During the early 2000s, the International Accounting Standards Board (IASB) sought to bring consistency to international accounting and began development of IFRS. While the IASB and FASB have worked together to achieve a convergence of IFRS and US GAAP, key differences remain. If your company is thinking about moving to IFRS, there are 10 critical actions that should be put in motion to ensure the desired results: 

1. Obtain buy-in at all levels of the organization – including the board of directors – for the idea that IFRS is a strategic imperative. 

2. Create a formal steering committee with broad representation from key stakeholders and clearly identified roles and responsibilities.

3. Assign a senior internal individual to lead the effort; ideally, an experienced manager with influence throughout the organization.

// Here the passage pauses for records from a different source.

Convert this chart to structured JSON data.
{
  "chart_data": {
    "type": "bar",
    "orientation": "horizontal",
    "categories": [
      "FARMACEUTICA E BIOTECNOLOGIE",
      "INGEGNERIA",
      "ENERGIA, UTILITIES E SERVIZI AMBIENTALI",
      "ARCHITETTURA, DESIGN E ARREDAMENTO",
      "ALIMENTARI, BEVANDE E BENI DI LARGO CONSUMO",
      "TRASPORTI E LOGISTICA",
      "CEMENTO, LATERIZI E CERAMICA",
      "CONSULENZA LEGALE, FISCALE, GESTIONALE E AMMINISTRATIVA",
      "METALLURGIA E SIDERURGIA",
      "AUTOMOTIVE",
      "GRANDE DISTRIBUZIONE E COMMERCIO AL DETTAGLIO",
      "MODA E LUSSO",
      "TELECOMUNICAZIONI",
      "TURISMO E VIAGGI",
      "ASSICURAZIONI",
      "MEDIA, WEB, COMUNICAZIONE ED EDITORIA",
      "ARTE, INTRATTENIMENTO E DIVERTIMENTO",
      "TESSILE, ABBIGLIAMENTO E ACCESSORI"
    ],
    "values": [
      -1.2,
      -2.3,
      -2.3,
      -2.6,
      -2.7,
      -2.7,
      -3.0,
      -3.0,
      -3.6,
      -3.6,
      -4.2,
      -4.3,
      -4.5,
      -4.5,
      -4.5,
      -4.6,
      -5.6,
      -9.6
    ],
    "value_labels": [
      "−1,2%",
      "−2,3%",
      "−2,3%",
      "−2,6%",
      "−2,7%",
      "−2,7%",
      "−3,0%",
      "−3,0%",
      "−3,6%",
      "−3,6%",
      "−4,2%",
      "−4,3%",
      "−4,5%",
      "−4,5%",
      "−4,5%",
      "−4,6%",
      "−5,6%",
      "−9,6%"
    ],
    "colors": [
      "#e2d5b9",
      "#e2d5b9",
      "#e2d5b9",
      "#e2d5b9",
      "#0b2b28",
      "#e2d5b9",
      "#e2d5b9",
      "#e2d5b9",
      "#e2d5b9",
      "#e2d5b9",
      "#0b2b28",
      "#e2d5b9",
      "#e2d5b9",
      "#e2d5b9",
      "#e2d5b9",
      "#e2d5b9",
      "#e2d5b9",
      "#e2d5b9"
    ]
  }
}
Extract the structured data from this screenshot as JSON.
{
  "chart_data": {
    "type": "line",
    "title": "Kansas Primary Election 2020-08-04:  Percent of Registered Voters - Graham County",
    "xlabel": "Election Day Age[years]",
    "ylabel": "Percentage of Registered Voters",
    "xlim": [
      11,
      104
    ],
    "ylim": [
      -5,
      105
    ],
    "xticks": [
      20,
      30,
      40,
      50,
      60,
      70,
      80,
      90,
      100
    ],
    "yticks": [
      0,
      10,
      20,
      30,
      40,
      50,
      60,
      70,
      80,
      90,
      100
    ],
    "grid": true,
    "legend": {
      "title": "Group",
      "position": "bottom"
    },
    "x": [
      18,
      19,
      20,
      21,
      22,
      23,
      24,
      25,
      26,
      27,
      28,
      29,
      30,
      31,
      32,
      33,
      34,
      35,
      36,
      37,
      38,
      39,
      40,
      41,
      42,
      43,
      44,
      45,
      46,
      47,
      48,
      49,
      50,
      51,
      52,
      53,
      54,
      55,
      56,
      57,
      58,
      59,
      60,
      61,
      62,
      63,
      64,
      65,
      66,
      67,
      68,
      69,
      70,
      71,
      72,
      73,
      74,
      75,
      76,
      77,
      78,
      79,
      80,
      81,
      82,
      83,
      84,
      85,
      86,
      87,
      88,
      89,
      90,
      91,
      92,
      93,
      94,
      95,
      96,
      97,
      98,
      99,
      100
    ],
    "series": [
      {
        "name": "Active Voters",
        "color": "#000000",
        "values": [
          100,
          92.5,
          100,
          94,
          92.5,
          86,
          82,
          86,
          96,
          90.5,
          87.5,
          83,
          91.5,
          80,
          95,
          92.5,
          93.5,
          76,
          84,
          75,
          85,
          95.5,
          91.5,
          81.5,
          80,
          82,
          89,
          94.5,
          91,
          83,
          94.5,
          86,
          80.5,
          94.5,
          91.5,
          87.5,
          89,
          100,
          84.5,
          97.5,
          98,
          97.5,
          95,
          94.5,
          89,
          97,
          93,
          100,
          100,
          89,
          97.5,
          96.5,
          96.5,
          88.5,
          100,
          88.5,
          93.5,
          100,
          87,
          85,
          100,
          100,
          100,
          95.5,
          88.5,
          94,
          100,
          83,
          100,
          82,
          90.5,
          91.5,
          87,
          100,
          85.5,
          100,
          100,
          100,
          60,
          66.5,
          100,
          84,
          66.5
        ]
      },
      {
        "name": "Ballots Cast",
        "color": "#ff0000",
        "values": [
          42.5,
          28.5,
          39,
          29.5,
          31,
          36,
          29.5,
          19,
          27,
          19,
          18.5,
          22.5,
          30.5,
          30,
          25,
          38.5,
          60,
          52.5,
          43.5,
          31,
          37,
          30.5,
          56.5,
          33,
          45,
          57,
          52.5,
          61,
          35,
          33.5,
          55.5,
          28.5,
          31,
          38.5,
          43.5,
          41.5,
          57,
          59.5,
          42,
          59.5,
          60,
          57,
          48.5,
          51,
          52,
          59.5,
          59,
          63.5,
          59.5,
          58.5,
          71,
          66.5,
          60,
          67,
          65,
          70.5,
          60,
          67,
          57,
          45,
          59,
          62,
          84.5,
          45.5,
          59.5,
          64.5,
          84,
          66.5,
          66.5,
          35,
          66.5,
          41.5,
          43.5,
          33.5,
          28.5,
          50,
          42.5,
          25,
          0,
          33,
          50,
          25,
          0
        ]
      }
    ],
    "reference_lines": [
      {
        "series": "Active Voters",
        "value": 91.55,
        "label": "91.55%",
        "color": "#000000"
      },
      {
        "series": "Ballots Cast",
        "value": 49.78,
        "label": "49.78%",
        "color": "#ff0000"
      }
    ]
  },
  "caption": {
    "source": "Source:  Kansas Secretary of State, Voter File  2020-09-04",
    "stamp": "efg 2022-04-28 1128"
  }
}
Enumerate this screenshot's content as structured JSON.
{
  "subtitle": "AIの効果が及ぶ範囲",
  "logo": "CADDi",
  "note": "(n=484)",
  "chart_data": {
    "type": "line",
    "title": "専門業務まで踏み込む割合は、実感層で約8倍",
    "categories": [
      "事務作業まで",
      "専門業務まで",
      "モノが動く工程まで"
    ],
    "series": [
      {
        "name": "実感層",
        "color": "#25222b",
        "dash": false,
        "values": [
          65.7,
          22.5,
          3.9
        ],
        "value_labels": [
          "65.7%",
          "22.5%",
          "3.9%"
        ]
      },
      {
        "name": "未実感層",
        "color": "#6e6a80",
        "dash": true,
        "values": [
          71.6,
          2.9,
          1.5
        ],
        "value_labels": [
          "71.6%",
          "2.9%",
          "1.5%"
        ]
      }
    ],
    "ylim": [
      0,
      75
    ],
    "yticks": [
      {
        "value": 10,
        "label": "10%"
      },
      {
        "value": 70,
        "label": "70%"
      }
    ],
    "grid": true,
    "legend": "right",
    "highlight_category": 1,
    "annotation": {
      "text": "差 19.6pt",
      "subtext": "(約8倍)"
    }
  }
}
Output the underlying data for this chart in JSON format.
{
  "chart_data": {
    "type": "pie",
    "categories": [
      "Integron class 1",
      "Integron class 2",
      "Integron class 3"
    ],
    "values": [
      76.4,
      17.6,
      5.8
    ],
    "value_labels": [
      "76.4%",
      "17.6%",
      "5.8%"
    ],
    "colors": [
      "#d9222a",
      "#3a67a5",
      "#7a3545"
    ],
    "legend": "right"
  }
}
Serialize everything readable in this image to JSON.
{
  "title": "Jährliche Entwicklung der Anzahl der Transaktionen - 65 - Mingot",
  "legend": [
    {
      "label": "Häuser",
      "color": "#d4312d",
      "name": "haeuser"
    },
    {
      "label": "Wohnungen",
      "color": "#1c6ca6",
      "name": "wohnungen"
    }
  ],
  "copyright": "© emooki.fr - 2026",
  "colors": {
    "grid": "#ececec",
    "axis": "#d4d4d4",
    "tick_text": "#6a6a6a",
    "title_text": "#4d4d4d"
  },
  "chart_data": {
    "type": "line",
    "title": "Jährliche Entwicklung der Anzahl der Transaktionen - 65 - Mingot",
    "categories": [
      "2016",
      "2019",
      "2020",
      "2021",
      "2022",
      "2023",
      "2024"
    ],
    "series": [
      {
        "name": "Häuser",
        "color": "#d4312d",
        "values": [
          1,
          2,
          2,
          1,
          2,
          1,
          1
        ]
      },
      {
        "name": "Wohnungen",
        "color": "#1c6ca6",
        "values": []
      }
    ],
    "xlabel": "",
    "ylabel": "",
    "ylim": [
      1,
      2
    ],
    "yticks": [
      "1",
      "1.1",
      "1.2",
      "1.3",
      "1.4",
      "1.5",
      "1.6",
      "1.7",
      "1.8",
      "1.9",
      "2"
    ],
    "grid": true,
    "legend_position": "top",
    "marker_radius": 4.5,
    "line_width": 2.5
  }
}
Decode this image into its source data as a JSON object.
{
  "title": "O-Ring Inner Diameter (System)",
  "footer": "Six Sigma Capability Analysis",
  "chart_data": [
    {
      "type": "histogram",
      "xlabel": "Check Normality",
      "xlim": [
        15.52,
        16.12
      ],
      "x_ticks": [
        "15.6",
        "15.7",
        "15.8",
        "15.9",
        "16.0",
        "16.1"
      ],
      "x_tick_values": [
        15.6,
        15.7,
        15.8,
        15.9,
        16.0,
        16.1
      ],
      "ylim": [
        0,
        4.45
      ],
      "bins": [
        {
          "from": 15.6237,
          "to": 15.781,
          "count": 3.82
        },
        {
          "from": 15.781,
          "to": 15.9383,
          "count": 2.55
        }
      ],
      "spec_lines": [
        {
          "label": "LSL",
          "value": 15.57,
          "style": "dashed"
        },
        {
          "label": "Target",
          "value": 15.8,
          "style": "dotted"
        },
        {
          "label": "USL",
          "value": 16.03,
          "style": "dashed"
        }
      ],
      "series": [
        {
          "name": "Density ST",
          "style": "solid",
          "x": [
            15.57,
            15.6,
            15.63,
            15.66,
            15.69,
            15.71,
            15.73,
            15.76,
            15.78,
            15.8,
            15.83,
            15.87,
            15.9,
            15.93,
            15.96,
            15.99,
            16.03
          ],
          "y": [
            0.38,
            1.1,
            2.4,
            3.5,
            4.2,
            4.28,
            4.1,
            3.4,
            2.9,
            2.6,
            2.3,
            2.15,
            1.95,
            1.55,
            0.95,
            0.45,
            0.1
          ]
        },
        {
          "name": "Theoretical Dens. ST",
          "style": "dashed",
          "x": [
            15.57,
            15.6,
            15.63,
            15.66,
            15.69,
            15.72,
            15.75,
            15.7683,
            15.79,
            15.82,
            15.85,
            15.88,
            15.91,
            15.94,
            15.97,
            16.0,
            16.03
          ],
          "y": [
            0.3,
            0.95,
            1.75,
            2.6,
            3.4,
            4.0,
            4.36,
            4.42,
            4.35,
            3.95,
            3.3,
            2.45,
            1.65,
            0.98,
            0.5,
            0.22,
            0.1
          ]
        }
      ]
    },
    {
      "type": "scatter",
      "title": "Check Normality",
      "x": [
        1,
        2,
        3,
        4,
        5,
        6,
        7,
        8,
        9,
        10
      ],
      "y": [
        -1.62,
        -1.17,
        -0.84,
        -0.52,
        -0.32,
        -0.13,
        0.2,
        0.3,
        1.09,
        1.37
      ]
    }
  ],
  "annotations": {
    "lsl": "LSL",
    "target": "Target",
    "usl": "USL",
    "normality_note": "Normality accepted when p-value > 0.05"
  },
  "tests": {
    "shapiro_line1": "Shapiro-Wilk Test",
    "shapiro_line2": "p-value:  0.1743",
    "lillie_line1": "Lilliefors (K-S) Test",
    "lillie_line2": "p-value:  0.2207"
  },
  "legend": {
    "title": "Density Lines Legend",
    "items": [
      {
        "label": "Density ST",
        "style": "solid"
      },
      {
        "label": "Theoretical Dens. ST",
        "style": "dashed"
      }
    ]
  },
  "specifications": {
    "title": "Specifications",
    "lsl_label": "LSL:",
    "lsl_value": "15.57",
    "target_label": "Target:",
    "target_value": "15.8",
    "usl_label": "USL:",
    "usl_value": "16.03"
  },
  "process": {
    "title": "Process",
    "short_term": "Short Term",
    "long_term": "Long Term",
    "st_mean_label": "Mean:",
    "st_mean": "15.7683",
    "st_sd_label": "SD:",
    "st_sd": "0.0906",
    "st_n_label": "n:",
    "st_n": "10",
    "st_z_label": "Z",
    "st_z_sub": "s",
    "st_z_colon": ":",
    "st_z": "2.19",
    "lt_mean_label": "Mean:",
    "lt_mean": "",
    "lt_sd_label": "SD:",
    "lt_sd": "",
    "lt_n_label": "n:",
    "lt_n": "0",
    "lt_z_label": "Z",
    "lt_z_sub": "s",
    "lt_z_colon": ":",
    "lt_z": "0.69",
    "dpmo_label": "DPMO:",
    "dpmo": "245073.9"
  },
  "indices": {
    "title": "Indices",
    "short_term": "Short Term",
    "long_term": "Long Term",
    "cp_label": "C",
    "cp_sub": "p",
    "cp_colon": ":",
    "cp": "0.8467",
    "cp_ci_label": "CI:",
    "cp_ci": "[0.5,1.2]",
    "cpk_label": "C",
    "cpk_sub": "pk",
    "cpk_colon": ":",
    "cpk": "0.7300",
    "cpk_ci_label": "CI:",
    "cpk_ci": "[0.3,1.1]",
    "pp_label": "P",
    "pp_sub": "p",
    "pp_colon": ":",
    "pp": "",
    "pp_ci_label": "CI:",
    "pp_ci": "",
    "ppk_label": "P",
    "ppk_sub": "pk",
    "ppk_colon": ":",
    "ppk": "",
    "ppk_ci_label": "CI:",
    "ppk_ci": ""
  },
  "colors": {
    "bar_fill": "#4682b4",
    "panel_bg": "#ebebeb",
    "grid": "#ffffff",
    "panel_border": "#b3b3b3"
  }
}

4. This is a change-management initiative, so be clear about the level of change. For example, in addition to converting to IFRS, do you intend to improve processes as part of the change?

5. Leverage your existing in-house project management methodology – or, if you don’t have one, create one using an external project manager. Understand that initiatives like this take more time and resources than you think initially. Planning, monitoring and measuring progress are all critical.

6. Be honest in assessing in-house resource allocation and competency, and plan accordingly. Most companies cannot complete this transition without using outside experts who have the knowledge, skills, expertise and perspective to guide the process.

7. Identify the respective roles of headquarters and field offices, including foreign subsidiaries. A centralized focus has proven valuable to most IFRS implementations, but active and ongoing participation in the field is paramount.

8. Plan how to involve IT with changes needed to support IFRS implementation. Will IT be involved on a centralized basis? How will regional IT be used?

9. Determine the best way to involve the external auditor team and the role it needs to play during the IFRS transition.

10. A significant amount of documentation will be generated as part of IFRS implementation and you will need to establish standards for document creation, sharing and storage during the transition.

Switching accounting platforms is a big undertaking and requires input from across the corporation to be done successfully, but it can help your business be better positioned for future growth and investment.